Every customer-facing application and service requires a Customer Identity and Access (CIAM) solution to enable secure onboarding and facilitate use.
CIAM refers to the system/s that manage and secure customer identities, their access to an application or service and what they are able to do within it. CIAM solutions provide businesses with the tools they need to onboard, authenticate, verify, and authorize customer identities across all digital interfaces.
There are different levels and access types, depending on the service and what the user is able to do.
For example, some services only require authentication with basic credentials and single factor sign-on. Others require identity verification, strong authentication and authorization actions, such as payments.
Often, CIAM is thought of as just the doorway or gateway to services but this is a severe under-utilization of a powerful business asset that can drive significant value for both business and the end-user.
Enabling the customer’s journey
An effective CIAM solution can help businesses acquire customers faster, deliver smooth user experiences, and facilitate safe and secure transactions, driving value for both business and the end-user.
The issuance of unique credentials, access controls and identity workflows (such as signup and authentication) are well established and the race is on for lowest friction.
What is less established, is what happens after customers are onboarded. As the customer traverses through your portfolio of services and applications, each interaction is facilitated in some way by your underlying CIAM system. Everything from how identity data is used by applications to authorization and payment facilitation is managed to some extent by the CIAM system. If you set it up strategically, you can unlock opportunities to drive value for your business.
Onboarding and authentication
The first touch for a customer is usually signing up or registering for an application or service. This requires the creation of credentials that will enable authentication as well as collection of necessary profile information to enable delivery of the service.
Prioritizing a secure experience is paramount, with most services opting for high assurance authentication with secure workflows including multi factor authentication (MFA), biometric verification, verified credentials (third-party verification) and federated or single sign on (SSO).
Your users already have extensive digital profiles, accounts and passwords resulting in a poor user experience and security vulnerabilities. You can reverse this trend and delight your users with low friction, seamless journeys, while still delivering on privacy and security.
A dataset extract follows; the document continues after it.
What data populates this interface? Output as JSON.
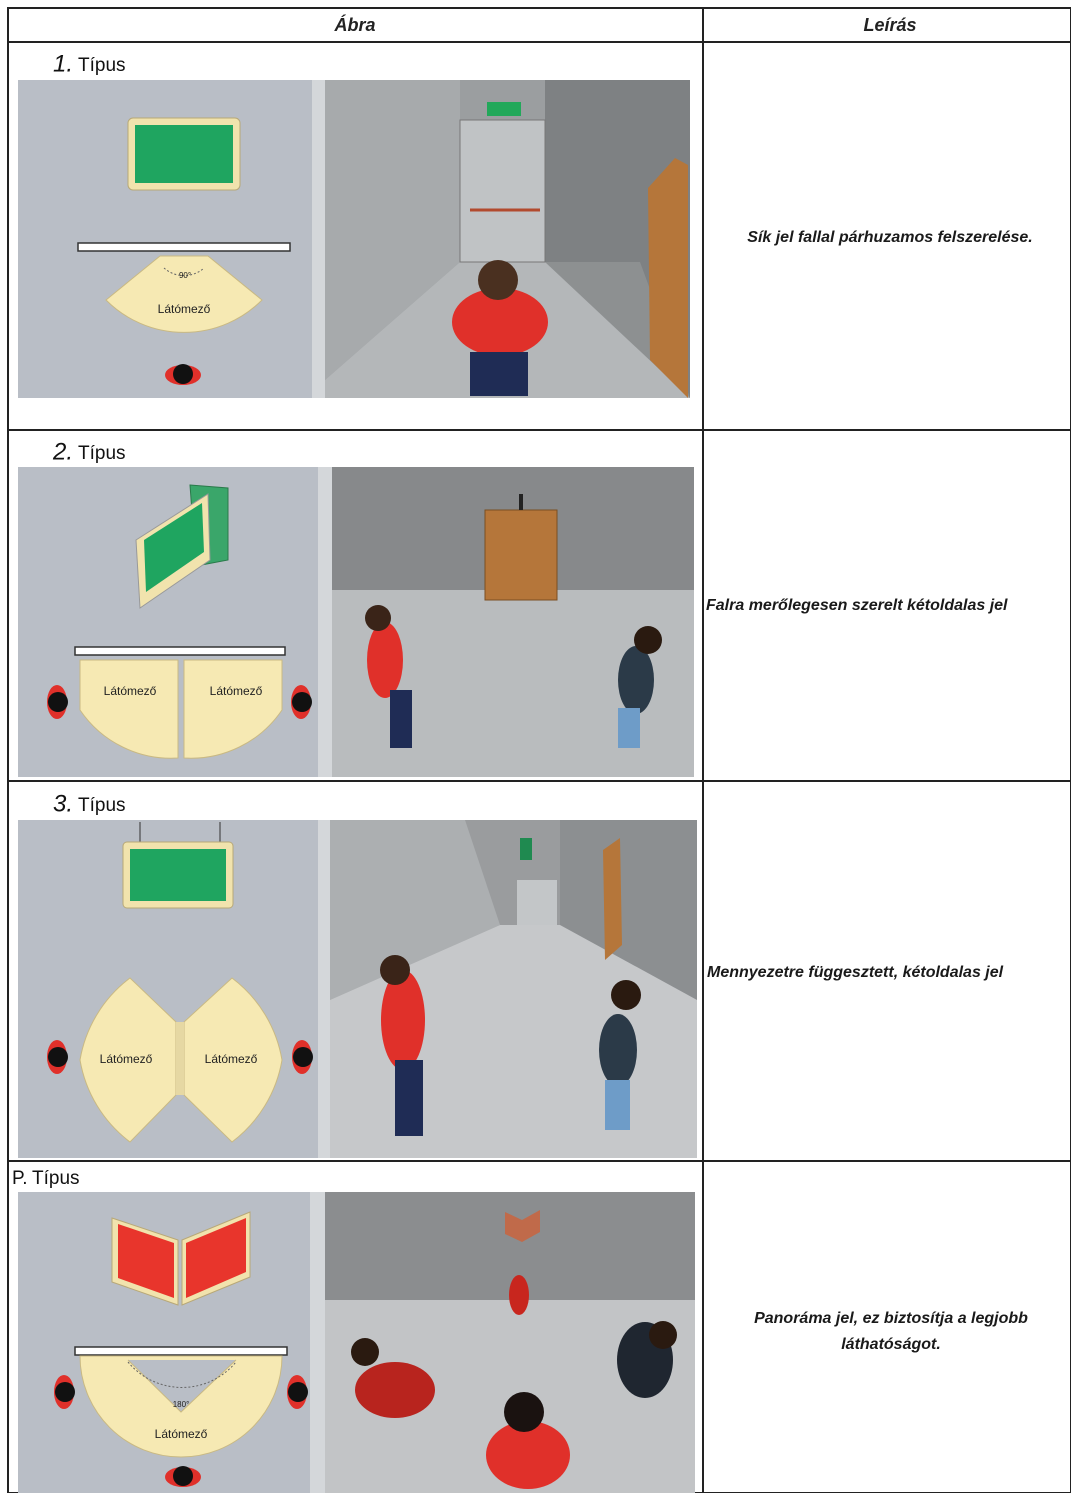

There is a lot of emphasis on this part of the customer journey, and many businesses stop here and hardcode any necessary authorization steps into the application. While this can be a fine solution for standalone applications, it is obstructive when you need to integrate or orchestrate access control within your ecosystem.
Authorization
Authorization determines what users can see and do in a particular system. Implemented as authorization policies (you can learn about them here), it enables trusted identities to access digital assets based on appropriate assurance levels, attributes, metadata and real-time context. These controls are designed to protect resources from unauthorized access, while facilitating legitimate use.
Authorization has traditionally been thought of in the context of enterprise IAM (trusted users gaining access to restricted documents and systems), however for customer facing interfaces, authorization is a critical enabler of services and can be far more complex.
Not only does it ensure secure and appropriate access, but it can drive great experience with dynamic real-time decisions. The complexity and flexibility of modern software and services means we need granular flexible access control for users. The more granular, the closer the data reflects the real world and the more control a business has in managing access. But the granular control policies can’t be static, they need to be dynamic and responsive to changing context. Greater control means a more secure system and more user friendly experience.
Previously, authorization logic was built directly into the application with all data used as part of the decision chain held within the app itself. For a business with more than one customer facing application or service, this is instantly problematic, adding friction with siloed data.
Further, when authorization logic is baked in, you can’t leverage external information in the authorization policy, or leverage the data for further use cases, such as personalization.
Modern applications utilize externalized authorization which decouples the authorization logic from the application itself. This allows the business to leverage other data, make faster decisions based on dynamic data points and orchestrate a consistent experience across services (with all systems using the same externalized authorization).
Identity enabled actions
User data is a critical and core driver of modern industries. We see example after example of this being handled poorly, unethically and rarely to the advantage of users themselves.
Industries have relied on third-party data and third party tracking technologies to remain competitive, compromising the privacy of the user.
But with a privacy by design CIAM solution, one that anonymises data and places the user in control of how non-anonymised data is shared and used, you can protect your user and gain a competitive advantage. Identity data is rich with insight and with the user in control you can capitalize on first party data (data shared with you directly from the user) to drive personalized offers, cross sell within your brand and with partners and improve your products and services.
Combined with a powerful customer data strategy, you can use your CIAM data to drive growth in your business.